The rest of DOJ’s suit is based on vertical theories of harm, including that UnitedHealth would gain unfair advantage over rival insurers by accessing the claims information that flows through Change’s electronic clearinghouse. While such vertical theories are commonly accepted by antitrust practitioners, they have fared less well in federal court.
Yet if DOJ shows that either the prospective buyer or divestiture agreement are insufficient, the government could reinforce its case against the deal based on a horizontal theory of harm that’s had great success with judges.
At today’s hearing, the parties and DOJ indicated they weren’t far apart on the trial’s length, with the government requesting 12 days and the companies saying that they were aiming for 10 to 12 days.
Welsh said that DOJ could call as many as 30 fact witnesses, including the merging parties’ executives, and two expert witnesses, prompting Nichols to question whether 12 days would be sufficient for so much testimony.
Nichols said he would issue a “bare bones” order on the trial date on either Wednesday or Thursday, acknowledging that his court schedule is full with criminal cases related to the January 6, 2021 Capitol riot.

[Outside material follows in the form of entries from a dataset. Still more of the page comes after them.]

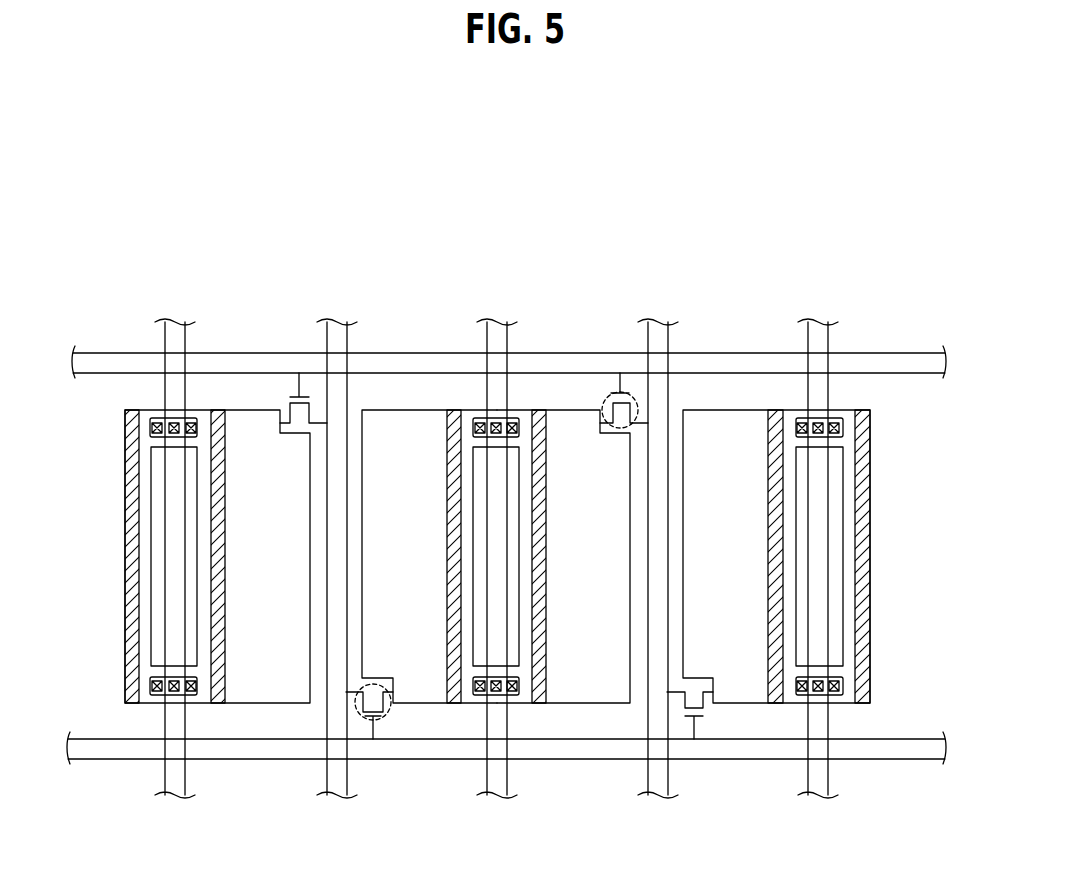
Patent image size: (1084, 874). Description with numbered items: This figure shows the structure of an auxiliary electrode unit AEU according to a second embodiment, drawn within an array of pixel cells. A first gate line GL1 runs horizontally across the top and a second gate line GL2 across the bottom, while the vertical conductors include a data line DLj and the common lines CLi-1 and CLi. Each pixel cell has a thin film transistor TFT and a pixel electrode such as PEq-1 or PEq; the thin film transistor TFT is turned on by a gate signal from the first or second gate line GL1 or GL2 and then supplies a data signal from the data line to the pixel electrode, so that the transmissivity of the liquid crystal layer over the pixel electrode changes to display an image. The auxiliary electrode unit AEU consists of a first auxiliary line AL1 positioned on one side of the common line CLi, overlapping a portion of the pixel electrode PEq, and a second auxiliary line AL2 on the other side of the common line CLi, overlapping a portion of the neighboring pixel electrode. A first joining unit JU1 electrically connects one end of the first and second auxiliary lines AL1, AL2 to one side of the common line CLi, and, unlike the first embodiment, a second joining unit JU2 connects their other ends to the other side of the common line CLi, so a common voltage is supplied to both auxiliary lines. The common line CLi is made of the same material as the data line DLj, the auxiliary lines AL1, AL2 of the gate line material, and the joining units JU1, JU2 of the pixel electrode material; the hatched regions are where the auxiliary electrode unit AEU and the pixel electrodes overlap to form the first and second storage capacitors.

The first gate line GL1 is at (118, 362).
The second gate line GL2 is at (102, 755).
The common line CLi-1 is at (178, 773).
The data line DLj is at (340, 773).
The common line CLi is at (500, 773).
The pixel electrode PEq-1 is at (292, 557).
The pixel electrode PEq is at (428, 557).
The auxiliary electrode unit AEU is at (524, 501).
The first auxiliary line AL1 is at (470, 480).
The second auxiliary line AL2 is at (527, 480).
The first joining unit JU1 is at (518, 686).
The second joining unit JU2 is at (515, 418).
The thin film transistor TFT is at (638, 408).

Even with Nichols settling on a start date for a trial, it’s still in question whether one will take place. The merger agreement’s outside date is April 5; afterwards either party could abandon the transaction, and UnitedHealth isn’t required to pay Change a reverse breakup fee.
Until then, UnitedHealth is obligated under the agreement to mount a vigorous defense of the deal. In court filings, the company said that it had acquiesced several times to DOJ demands to extend its investigation, assuming that ultimately the government “would see that the combination threatened no anti-competitive effects but rather created massive efficiencies and opportunities.”